In class implementation we could provide similar coded vector that contains edges of the path. There is another way to simply use reverse graph.

Next lets consider path relaxation, which is basis of some of our all pair algorithms : Does going through a given vertex lead us to a shorter path that connects two other given vertices ? For that we need to have some knowledge about the path lengths to take decision.

Path relaxation is appropriate for all-pairs solution where we maintain lengths of shortest paths that we have encountered between all pairs of vertices. Specifically, in All-pair-shortest-paths code of this kind, we maintain a vector of vectors d such that `d[s][t]`

is shortest path length from s to t, we maintain a vector of vector p such that `p[s][t]`

is the next vertex on a shortest path from `s`

to `t`

. We refer former as *distances* and *paths* matrices respectively :)

Distance matrix is prime objective of computation but paths matrix stores more clear and compact information as, the full list of paths.

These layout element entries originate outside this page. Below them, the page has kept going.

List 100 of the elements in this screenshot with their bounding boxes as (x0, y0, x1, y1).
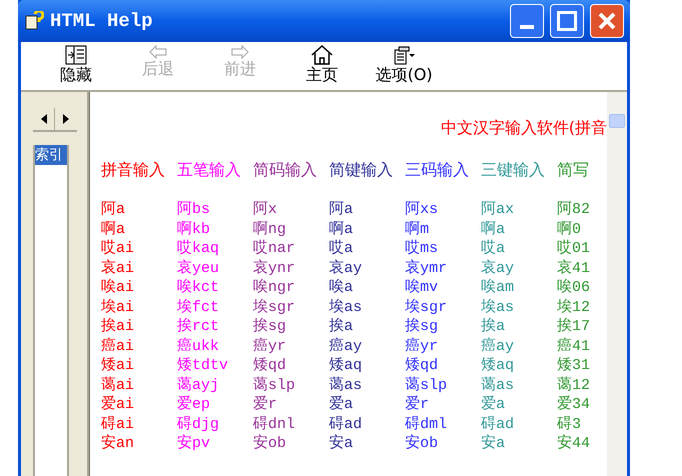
table-cell: 唉a (329, 278, 354, 298)
table-cell: 安ob (405, 434, 438, 454)
table-cell: 哀ymr (405, 258, 448, 278)
table-cell: 啊0 (557, 220, 582, 239)
table-cell: 哀ynr (253, 258, 296, 278)
table-cell: 埃sgr (253, 298, 296, 317)
table-cell: 蔼slp (253, 376, 296, 395)
table-cell: 安pv (177, 434, 210, 454)
toolbar-button[interactable]: 主页 (287, 45, 357, 85)
table-cell: 爱34 (557, 395, 590, 414)
table-cell: 埃as (329, 298, 362, 317)
column-heading: 三码输入 (405, 160, 469, 180)
table-cell: 碍djg (177, 414, 220, 434)
help-document-icon (24, 11, 44, 31)
table-cell: 矮qd (405, 356, 438, 376)
table-cell: 碍3 (557, 414, 582, 434)
table-cell: 挨rct (177, 317, 220, 336)
table-cell: 碍dnl (253, 414, 296, 434)
column-heading: 简键输入 (329, 160, 393, 180)
table-cell: 蔼slp (405, 376, 448, 395)
window-title: HTML Help (50, 8, 154, 34)
left-arrow-icon (149, 45, 167, 59)
close-icon (597, 11, 617, 31)
table-cell: 蔼12 (557, 376, 590, 395)
toolbar-button[interactable]: 隐藏 (41, 45, 111, 85)
table-cell: 哎kaq (177, 239, 220, 258)
table-cell: 哎a (481, 239, 506, 258)
table-cell: 碍ad (329, 414, 362, 434)
table-cell: 啊a (101, 220, 126, 239)
table-cell: 埃as (481, 298, 514, 317)
table-cell: 蔼as (481, 376, 514, 395)
table-cell: 阿bs (177, 200, 210, 220)
table-cell: 哀41 (557, 258, 590, 278)
table-cell: 哀ay (481, 258, 514, 278)
table-cell: 挨sg (253, 317, 286, 336)
table-cell: 蔼as (329, 376, 362, 395)
table-cell: 埃sgr (405, 298, 448, 317)
table-cell: 唉ngr (253, 278, 296, 298)
table-cell: 癌41 (557, 336, 590, 356)
table-cell: 啊kb (177, 220, 210, 239)
column-heading: 简写 (557, 160, 589, 180)
maximize-icon (557, 11, 577, 31)
table-cell: 爱ep (177, 395, 210, 414)
table-cell: 哀yeu (177, 258, 220, 278)
house-icon (311, 45, 333, 65)
right-triangle-icon (63, 114, 69, 124)
table-cell: 阿x (253, 200, 278, 220)
table-cell: 挨ai (101, 317, 134, 336)
table-cell: 安a (329, 434, 354, 454)
table-cell: 爱r (253, 395, 278, 414)
close-button[interactable] (590, 4, 624, 38)
table-cell: 哎01 (557, 239, 590, 258)
hide-pane-icon (65, 45, 87, 65)
table-cell: 碍ad (481, 414, 514, 434)
table-cell: 哀ai (101, 258, 134, 278)
table-cell: 蔼ayj (177, 376, 220, 395)
table-cell: 啊a (481, 220, 506, 239)
table-cell: 挨sg (405, 317, 438, 336)
table-cell: 啊m (405, 220, 430, 239)
scrollbar-thumb[interactable] (609, 114, 625, 128)
table-cell: 矮aq (329, 356, 362, 376)
table-cell: 矮tdtv (177, 356, 228, 376)
table-cell: 唉mv (405, 278, 438, 298)
table-cell: 癌ai (101, 336, 134, 356)
minimize-icon (520, 25, 534, 29)
table-cell: 哎ai (101, 239, 134, 258)
toolbar-button[interactable]: 选项(O) (369, 45, 439, 85)
table-cell: 唉kct (177, 278, 220, 298)
table-cell: 挨a (481, 317, 506, 336)
table-cell: 癌ay (481, 336, 514, 356)
table-cell: 矮31 (557, 356, 590, 376)
table-cell: 埃12 (557, 298, 590, 317)
maximize-button[interactable] (550, 4, 584, 38)
table-cell: 矮ai (101, 356, 134, 376)
table-cell: 啊ng (253, 220, 286, 239)
table-cell: 挨a (329, 317, 354, 336)
table-cell: 唉am (481, 278, 514, 298)
table-cell: 蔼ai (101, 376, 134, 395)
minimize-button[interactable] (510, 4, 544, 38)
table-cell: 爱a (329, 395, 354, 414)
table-cell: 安44 (557, 434, 590, 454)
column-heading: 拼音输入 (101, 160, 165, 180)
index-tab[interactable]: 索引 (35, 145, 67, 165)
page-heading: 中文汉字输入软件(拼音 (440, 118, 607, 138)
column-heading: 五笔输入 (177, 160, 241, 180)
table-cell: 爱r (405, 395, 430, 414)
table-cell: 唉ai (101, 278, 134, 298)
table-cell: 哎ms (405, 239, 438, 258)
table-cell: 埃ai (101, 298, 134, 317)
table-cell: 唉06 (557, 278, 590, 298)
right-arrow-icon (231, 45, 249, 59)
table-cell: 啊a (329, 220, 354, 239)
column-heading: 三键输入 (481, 160, 545, 180)
table-cell: 埃fct (177, 298, 220, 317)
table-cell: 爱a (481, 395, 506, 414)
table-cell: 癌ay (329, 336, 362, 356)
table-cell: 安an (101, 434, 134, 454)
table-cell: 安a (481, 434, 506, 454)
table-cell: 碍dml (405, 414, 448, 434)
left-triangle-icon (40, 114, 46, 124)
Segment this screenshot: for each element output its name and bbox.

**Property 21.1** *If a vertex x is on a shortest path from s to t, then that path consists of a shortest path from s to x followed by a shortest path from x to t.*

We encountered the path-relaxation operation when we discussed transitive closure algorithms. If the edge and path weight either 1 or infinite, then path relaxation is the operation that we used in Warshall’s algorithm ( if we have path from s to x and a path x to t, then we have a path from s to t). If we define a path’s weight to be the number of edges on that path, then Warshall’s algorithm generalizes the Floyd’s algorithm for finding all shortest paths in unweighted digraphs it generalized to apply to network.

In summary, relaxation gives us the basic abstract operation that we need to build our shortest paths algorithms. The primary complication is the choice of whether to provide the first or final edge on the shortest path. For example, single-source algorithms are more naturally expressed by providing the final edge on the path so that we need only a single vertex-indexed vector to reconstruct the path, since all paths lead back to source.

This choice does not represent a fundamental difficulty because we can either use t he reverse graph as warranted or provide member functions that hide this difference from clients.